HamSci Data Plane + Satellite (research questions and proposed work plan)

Link to PDF

Abstract
HamSci, or Ham Radio Science Citizen Investigation, advances scientific research and understanding through amateur radio activities. Primary cultural benefits include the development of new technologies along with providing excellent educational opportunities for both the amateur community and the general public.

The HamSci Space Weather System is a HamSci project. HamSci Space Weather Stations form a distributed radio network dedicated to space weather research. HamSci Space Weather Stations produce receiver data from transmitters associated with coordinated observations. Sensors range from ground magnetometers, to ionospheric sounders, to lightning detectors and more. The diversity of sensor types means a wide variety of radios can participate.

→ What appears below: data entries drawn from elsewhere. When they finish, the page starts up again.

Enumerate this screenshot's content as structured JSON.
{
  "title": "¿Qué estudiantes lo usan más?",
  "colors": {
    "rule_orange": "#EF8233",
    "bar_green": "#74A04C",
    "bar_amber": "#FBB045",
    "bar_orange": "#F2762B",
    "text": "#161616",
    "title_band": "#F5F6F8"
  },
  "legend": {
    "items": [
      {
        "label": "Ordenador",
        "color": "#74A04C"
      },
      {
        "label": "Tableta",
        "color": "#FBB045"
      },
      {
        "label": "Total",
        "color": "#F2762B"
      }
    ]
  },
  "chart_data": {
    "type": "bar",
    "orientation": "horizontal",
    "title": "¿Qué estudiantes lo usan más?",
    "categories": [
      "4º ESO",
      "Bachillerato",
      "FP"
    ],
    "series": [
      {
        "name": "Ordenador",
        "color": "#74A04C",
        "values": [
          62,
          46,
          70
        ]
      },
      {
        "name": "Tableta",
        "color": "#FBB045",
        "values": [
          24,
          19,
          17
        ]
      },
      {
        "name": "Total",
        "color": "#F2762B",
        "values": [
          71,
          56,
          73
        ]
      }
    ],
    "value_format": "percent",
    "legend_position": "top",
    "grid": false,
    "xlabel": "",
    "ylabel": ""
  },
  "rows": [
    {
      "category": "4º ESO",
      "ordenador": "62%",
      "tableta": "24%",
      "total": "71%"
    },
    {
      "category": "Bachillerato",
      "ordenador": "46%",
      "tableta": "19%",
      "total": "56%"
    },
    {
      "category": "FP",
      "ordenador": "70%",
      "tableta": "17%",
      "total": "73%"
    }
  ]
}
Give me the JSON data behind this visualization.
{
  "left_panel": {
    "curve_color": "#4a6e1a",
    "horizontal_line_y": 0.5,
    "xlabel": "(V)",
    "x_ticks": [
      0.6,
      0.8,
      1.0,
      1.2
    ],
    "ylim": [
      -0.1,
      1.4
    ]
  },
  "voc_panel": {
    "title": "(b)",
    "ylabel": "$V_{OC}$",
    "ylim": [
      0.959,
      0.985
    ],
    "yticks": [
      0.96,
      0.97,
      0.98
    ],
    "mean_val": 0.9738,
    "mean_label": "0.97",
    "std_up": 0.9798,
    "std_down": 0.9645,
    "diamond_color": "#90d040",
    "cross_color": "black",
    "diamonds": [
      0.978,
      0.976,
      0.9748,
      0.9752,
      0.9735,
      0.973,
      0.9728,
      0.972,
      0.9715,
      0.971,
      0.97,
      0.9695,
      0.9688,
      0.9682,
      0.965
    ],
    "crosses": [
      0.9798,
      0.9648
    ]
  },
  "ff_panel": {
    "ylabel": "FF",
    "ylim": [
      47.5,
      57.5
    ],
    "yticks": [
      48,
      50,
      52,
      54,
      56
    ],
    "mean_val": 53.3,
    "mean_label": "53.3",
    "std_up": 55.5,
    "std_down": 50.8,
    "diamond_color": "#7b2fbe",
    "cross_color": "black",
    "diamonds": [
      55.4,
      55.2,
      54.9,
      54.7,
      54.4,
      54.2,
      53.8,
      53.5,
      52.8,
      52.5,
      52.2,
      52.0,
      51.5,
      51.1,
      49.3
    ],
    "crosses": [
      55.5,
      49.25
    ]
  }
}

A collaboration between HamSci and Tucson Amateur Packet Radio (TAPR) was proposed at the Digital Communications Conference (DCC) on 14-16 September 2018 in Albuquerque, New Mexico. Discussions about custom software-defined radio hardware designed, built, and sold by TAPR as HamSci Space Weather Stations began at the conference and continued though a Google Group.

HamSci presented at the TAPR DCC Sunday Seminar. Slides introducing possible sensor types from that presentation are reproduced throughout the full document linked above.
The receiver network employs a wide variety of sensor types. Combining sensor data from disparate sources, when the end result has greater certainty, accuracy, or quality than if the data was used individually, is called sensor fusion. The HamSci Space Weather System, as proposed above, can be affordably accomplished through sensor fusion.

For example, a $150 dedicated lightning detector on a Raspberry Pi in Florida, USA can participate in this network with a $6331 USRP X310 station sampling at highest rate and bandwidth in Madrid, Spain. The inexpensive data from the lightning detector may enhance the data from the expensive radio and increase scientific knowledge. Another example is a set of five inexpensive radios configured as ionosondes. The data combined is better than any one station’s individual contribution.

Open Research Institute (ORI) proposed an open source cubesat as part of the network. Observing from ground and space simultaneously provides substantial additional scientific value. The receiver network can be coordinated to make scheduled observations that align with satellite passes. This can be enabled with SatNOGS open source software. See https://satnogs.org/ for more information about this open source satellite network on the ground.

ORI believes that the central challenge of the HamSci Space Weather Station project is not the radio hardware. It is how the radios are interconnected, what metadata is accepted, how observations are scheduled, how the interactions between different sensor data is modeled, and how the large quantity of data is handled, organized, and re-used over time. This is the Data Plane.